5 Things To Ponder: Intriguing Erudition

In last week’s Friday reading list I discussed the concept of being an “almost fully invested bear” which was the premise of my speech at the 2015 World Economic Conference in Vancouver. (See full slide deck here).

As I stated, the presentation focused on two primary areas:

1) The leading cause of investor underperformance over time, and;

2) Signs that investing “bulls” should be paying attention to currently.

The focus on “risk management” is what consistently gets me labeled a “bear” even though portfolios remain nearly fully allocated currently.

However, as I discussed recently, there are evolving signs that market risks are beginning to climb rather significantly. Besides rising high yield rates, market volatility on the rise, and margin debt near record levels; the momentum of the market has deteriorated to the point that a monthly warning signal has been issued. To wit:

Lastly, the long-term chart of the markets are beginning to flash warning signs that this extremely long bull-market cycle may be at risk. While it is still too early to make a more defensive call now, there are signs of significant deterioration in the overall “momentum” of the market.  In the weekly X-Factor Report, I run a model for managing 401k plans that consists of the three (3) buy/sell indicators. (Subscribe for free e-delivery)

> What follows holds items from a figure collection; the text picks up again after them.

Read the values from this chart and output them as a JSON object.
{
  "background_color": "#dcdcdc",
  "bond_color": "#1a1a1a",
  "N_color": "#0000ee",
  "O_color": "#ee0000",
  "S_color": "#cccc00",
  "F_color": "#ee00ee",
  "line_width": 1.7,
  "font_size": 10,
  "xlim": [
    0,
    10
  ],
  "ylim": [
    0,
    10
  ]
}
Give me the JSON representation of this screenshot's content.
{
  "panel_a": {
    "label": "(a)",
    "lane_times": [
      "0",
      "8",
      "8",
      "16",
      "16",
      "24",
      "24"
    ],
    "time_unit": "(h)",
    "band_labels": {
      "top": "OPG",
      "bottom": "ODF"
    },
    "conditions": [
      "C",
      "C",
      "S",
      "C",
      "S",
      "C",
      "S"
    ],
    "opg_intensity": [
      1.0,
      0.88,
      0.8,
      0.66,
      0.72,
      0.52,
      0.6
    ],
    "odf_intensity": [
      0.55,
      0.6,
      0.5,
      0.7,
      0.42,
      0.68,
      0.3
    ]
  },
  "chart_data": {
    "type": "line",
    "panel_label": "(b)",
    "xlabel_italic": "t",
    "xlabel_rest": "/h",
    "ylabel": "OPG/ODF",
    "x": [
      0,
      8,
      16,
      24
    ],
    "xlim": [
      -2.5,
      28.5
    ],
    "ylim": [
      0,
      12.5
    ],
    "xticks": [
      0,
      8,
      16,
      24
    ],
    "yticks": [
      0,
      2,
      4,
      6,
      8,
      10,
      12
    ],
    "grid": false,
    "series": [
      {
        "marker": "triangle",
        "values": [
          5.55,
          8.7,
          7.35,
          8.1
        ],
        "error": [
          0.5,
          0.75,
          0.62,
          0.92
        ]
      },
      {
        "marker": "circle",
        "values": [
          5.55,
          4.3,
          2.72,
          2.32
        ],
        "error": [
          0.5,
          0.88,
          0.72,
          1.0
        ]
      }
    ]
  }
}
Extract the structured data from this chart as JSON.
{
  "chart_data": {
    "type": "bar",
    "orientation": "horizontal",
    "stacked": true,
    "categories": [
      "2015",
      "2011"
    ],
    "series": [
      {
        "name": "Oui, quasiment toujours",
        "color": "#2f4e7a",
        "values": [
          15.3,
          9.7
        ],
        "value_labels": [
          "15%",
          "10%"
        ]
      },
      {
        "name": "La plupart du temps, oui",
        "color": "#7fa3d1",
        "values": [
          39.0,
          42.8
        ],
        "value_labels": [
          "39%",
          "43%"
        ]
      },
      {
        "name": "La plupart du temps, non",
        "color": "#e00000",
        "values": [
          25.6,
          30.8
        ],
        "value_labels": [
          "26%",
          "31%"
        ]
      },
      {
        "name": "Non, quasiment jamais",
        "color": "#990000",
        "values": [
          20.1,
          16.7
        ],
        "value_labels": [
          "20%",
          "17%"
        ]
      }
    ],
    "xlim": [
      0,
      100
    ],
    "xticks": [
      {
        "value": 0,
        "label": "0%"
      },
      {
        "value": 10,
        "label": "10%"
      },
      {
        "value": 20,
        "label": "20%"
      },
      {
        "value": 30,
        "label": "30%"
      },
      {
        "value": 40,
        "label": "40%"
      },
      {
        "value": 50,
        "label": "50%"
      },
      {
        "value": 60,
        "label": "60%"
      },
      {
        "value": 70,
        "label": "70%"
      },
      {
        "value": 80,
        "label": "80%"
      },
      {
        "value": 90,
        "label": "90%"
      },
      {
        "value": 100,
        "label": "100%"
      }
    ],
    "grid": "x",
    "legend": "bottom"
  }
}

The chart below shows two of the three indications on a monthly basis labeled S1 (sell signal 1) and S2 (sell signal 2). There have only been three periods since 1998 where the S1 indicator has been triggered.  The first was in late 1999 as the markets climaxed toward their peak in 2000; the second was in late 2007, and the third was in January of this year.”

SP500-Sell-Signal-1

“Considering that market momentum is waning, deflationary pressures are rising and economic growth is slowing on several fronts (along with a rather rapid decline in corporate earnings) it certainly suggests that risks are beginning to significantly outweigh the rewards. Is this suggesting that the next major bear market is underway? No. It does suggest, however, that investors should pay much closer attention to the inherent risk in portfolios currently.

The S1 signal could be reversed with a very strong rally that propels the markets to new highs. While this is certainly possible, it has historically not been the case. However, the market over the last few years, due to massive Central Bank interventions, has repeatedly defied statistical analysis and historical comparisons.”

I am becoming extremely concerned about the risks in portfolios due to the deterioration in the markets momentum and technical structures as of late. If this market is going to continue its “bullish advance” in the months ahead, there will have to a reversal of the“decay” that currently exists, and soon.  One thing is for certain, when the market begins the next major reversion, I have no intention of being around to participate in that decline.